I am a doctoral candidate in political science at the Graduate Center, City University of New York, and an adjunct instructor at Hunter College. I research and teach about violence and crime, and the impact of these on the public, primarily in Latin America. My most recent course focused on Central America, and on linking civil war and revolution in the 70s and 80s to political trends in the region today.
My dissertation project is a close examination of the phenomenon of narco-messages in Mexico. A lot of great scholarship examines trends in violence in Mexico; I focus on trends in language. Narco-messages are a fairly new occurrence (I trace them back to 2004), and contradict the general expectation that organized crime prefers to keep a low profile and to work through discrete, informal communication. The use of narco-messages suggests that criminal groups in Mexico are developing a new approach to public relations, and to controlling public space and public discourse. This has worrying consequences for public life in the country, and broader implications for how we understand contemporary organized crime – particularly in urban Latin America.

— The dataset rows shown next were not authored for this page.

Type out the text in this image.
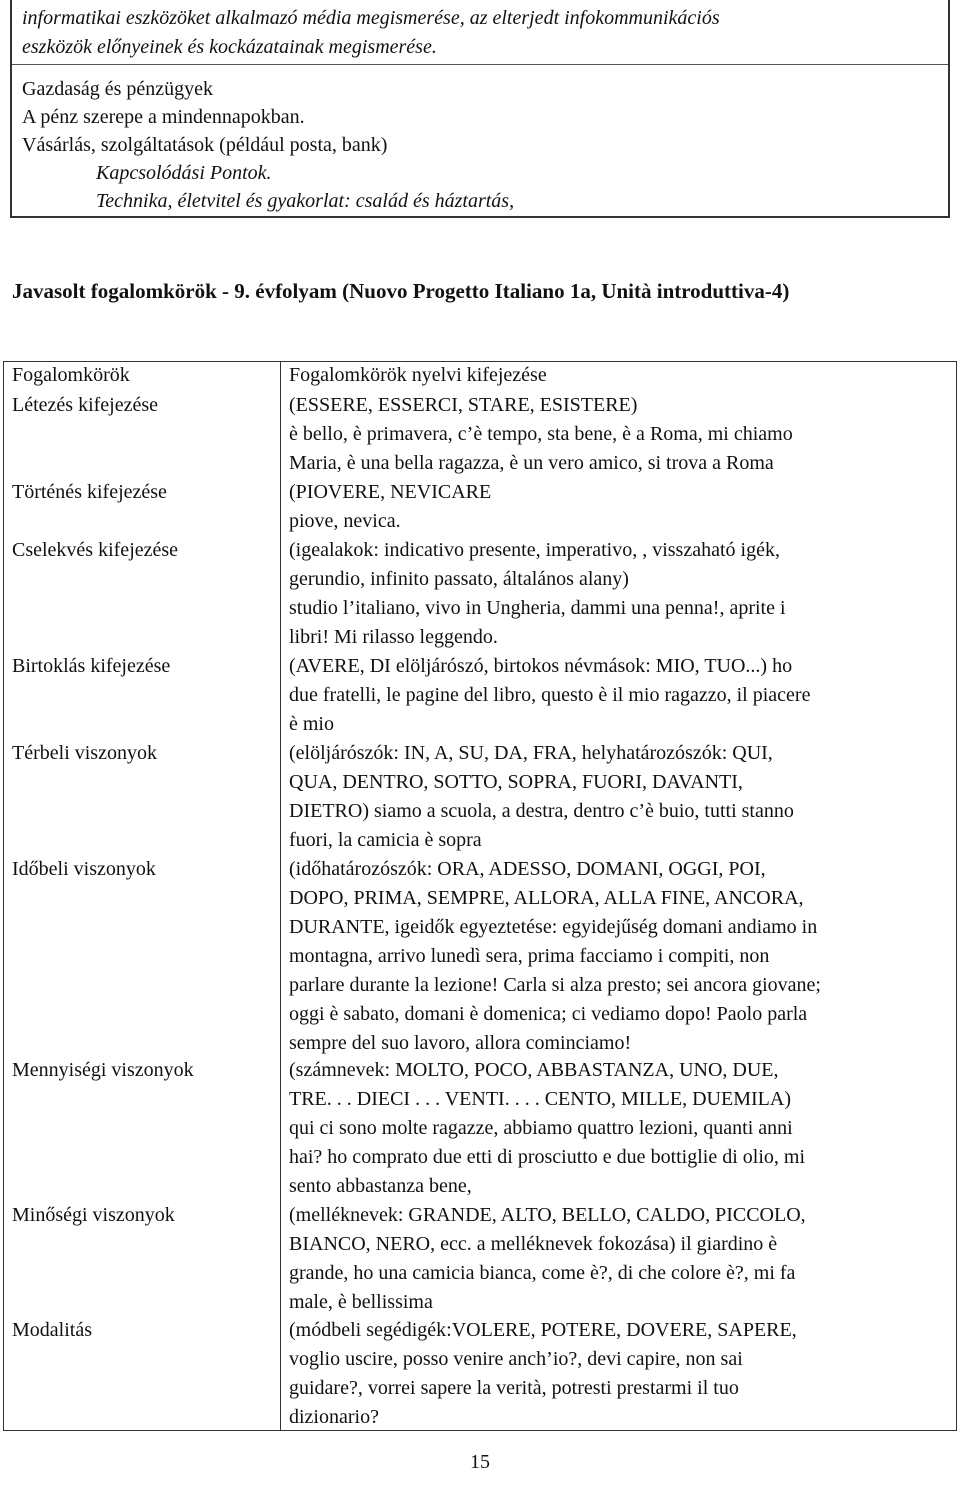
informatikai eszközöket alkalmazó média megismerése, az elterjedt infokommunikációs
eszközök előnyeinek és kockázatainak megismerése.
Gazdaság és pénzügyek
A pénz szerepe a mindennapokban.
Vásárlás, szolgáltatások (például posta, bank)
Kapcsolódási Pontok.
Technika, életvitel és gyakorlat: család és háztartás,
Javasolt fogalomkörök - 9. évfolyam (Nuovo Progetto Italiano 1a, Unità introduttiva-4)
Fogalomkörök	Fogalomkörök nyelvi kifejezése
Létezés kifejezése	(ESSERE, ESSERCI, STARE, ESISTERE)
è bello, è primavera, c’è tempo, sta bene, è a Roma, mi chiamo
Maria, è una bella ragazza, è un vero amico, si trova a Roma
Történés kifejezése	(PIOVERE, NEVICARE
piove, nevica.
Cselekvés kifejezése	(igealakok: indicativo presente, imperativo, , visszaható igék,
gerundio, infinito passato, általános alany)
studio l’italiano, vivo in Ungheria, dammi una penna!, aprite i
libri! Mi rilasso leggendo.
Birtoklás kifejezése	(AVERE, DI elöljárószó, birtokos névmások: MIO, TUO...) ho
due fratelli, le pagine del libro, questo è il mio ragazzo, il piacere
è mio
Térbeli viszonyok	(elöljárószók: IN, A, SU, DA, FRA, helyhatározószók: QUI,
QUA, DENTRO, SOTTO, SOPRA, FUORI, DAVANTI,
DIETRO) siamo a scuola, a destra, dentro c’è buio, tutti stanno
fuori, la camicia è sopra
Időbeli viszonyok	(időhatározószók: ORA, ADESSO, DOMANI, OGGI, POI,
DOPO, PRIMA, SEMPRE, ALLORA, ALLA FINE, ANCORA,
DURANTE, igeidők egyeztetése: egyidejűség domani andiamo in
montagna, arrivo lunedì sera, prima facciamo i compiti, non
parlare durante la lezione! Carla si alza presto; sei ancora giovane;
oggi è sabato, domani è domenica; ci vediamo dopo! Paolo parla
sempre del suo lavoro, allora cominciamo!
Mennyiségi viszonyok	(számnevek: MOLTO, POCO, ABBASTANZA, UNO, DUE,
TRE. . . DIECI . . . VENTI. . . . CENTO, MILLE, DUEMILA)
qui ci sono molte ragazze, abbiamo quattro lezioni, quanti anni
hai? ho comprato due etti di prosciutto e due bottiglie di olio, mi
sento abbastanza bene,
Minőségi viszonyok	(melléknevek: GRANDE, ALTO, BELLO, CALDO, PICCOLO,
BIANCO, NERO, ecc. a melléknevek fokozása) il giardino è
grande, ho una camicia bianca, come è?, di che colore è?, mi fa
male, è bellissima
Modalitás	(módbeli segédigék:VOLERE, POTERE, DOVERE, SAPERE,
voglio uscire, posso venire anch’io?, devi capire, non sai
guidare?, vorrei sapere la verità, potresti prestarmi il tuo
dizionario?
15
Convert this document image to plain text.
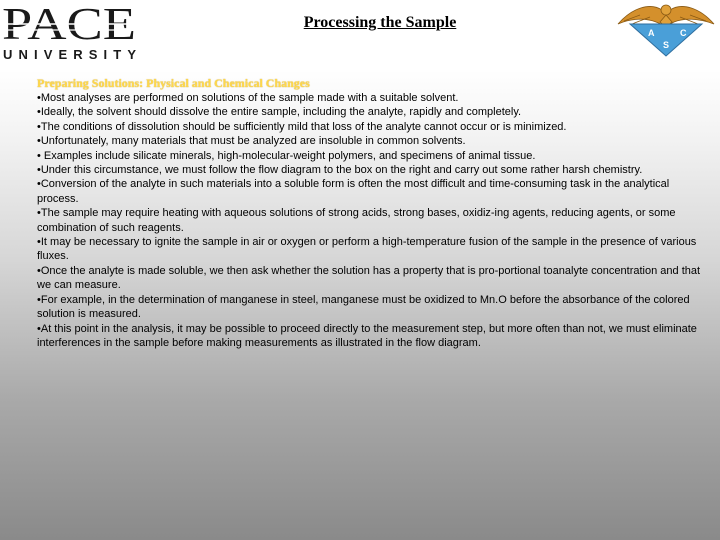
PACE
UNIVERSITY
Processing the Sample
A	C
S
Preparing Solutions: Physical and Chemical Changes
• Most analyses are performed on solutions of the sample made with a suitable solvent.
• Ideally, the solvent should dissolve the entire sample, including the analyte, rapidly and completely.
• The conditions of dissolution should be sufficiently mild that loss of the analyte cannot occur or is minimized.
• Unfortunately, many materials that must be analyzed are insoluble in common solvents.
• Examples include silicate minerals, high-molecular-weight polymers, and specimens of animal tissue.
• Under this circumstance, we must follow the flow diagram to the box on the right and carry out some rather harsh chemistry.
• Conversion of the analyte in such materials into a soluble form is often the most difficult and time-consuming task in the analytical process.
• The sample may require heating with aqueous solutions of strong acids, strong bases, oxidiz-ing agents, reducing agents, or some combination of such reagents.
• It may be necessary to ignite the sample in air or oxygen or perform a high-temperature fusion of the sample in the presence of various fluxes.
• Once the analyte is made soluble, we then ask whether the solution has a property that is pro-portional toanalyte concentration and that we can measure.
• For example, in the determination of manganese in steel, manganese must be oxidized to Mn.O before the absorbance of the colored solution is measured.
• At this point in the analysis, it may be possible to proceed directly to the measurement step, but more often than not, we must eliminate interferences in the sample before making measurements as illustrated in the flow diagram.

Field work for this project has taken me to Mexico in 2017, 2018, and now again in 2019. While based in Mexico City, I constructed a database of over 6,000 narco-messages. These data derive from 10 media sources, and a government database. I have now shifted my field work focus to interviews and collection of other media – primarily based in Cuernavaca (a small city and state capital of Morelos).
Other work on Mexico looks at connections between the military and trends in criminal violence. Narco-messages pop up in this study, too.
A side project (currently quite a long way off to the side) looks at sites and systems of detention in the War on Terror, particularly the camps at Guantánamo Bay.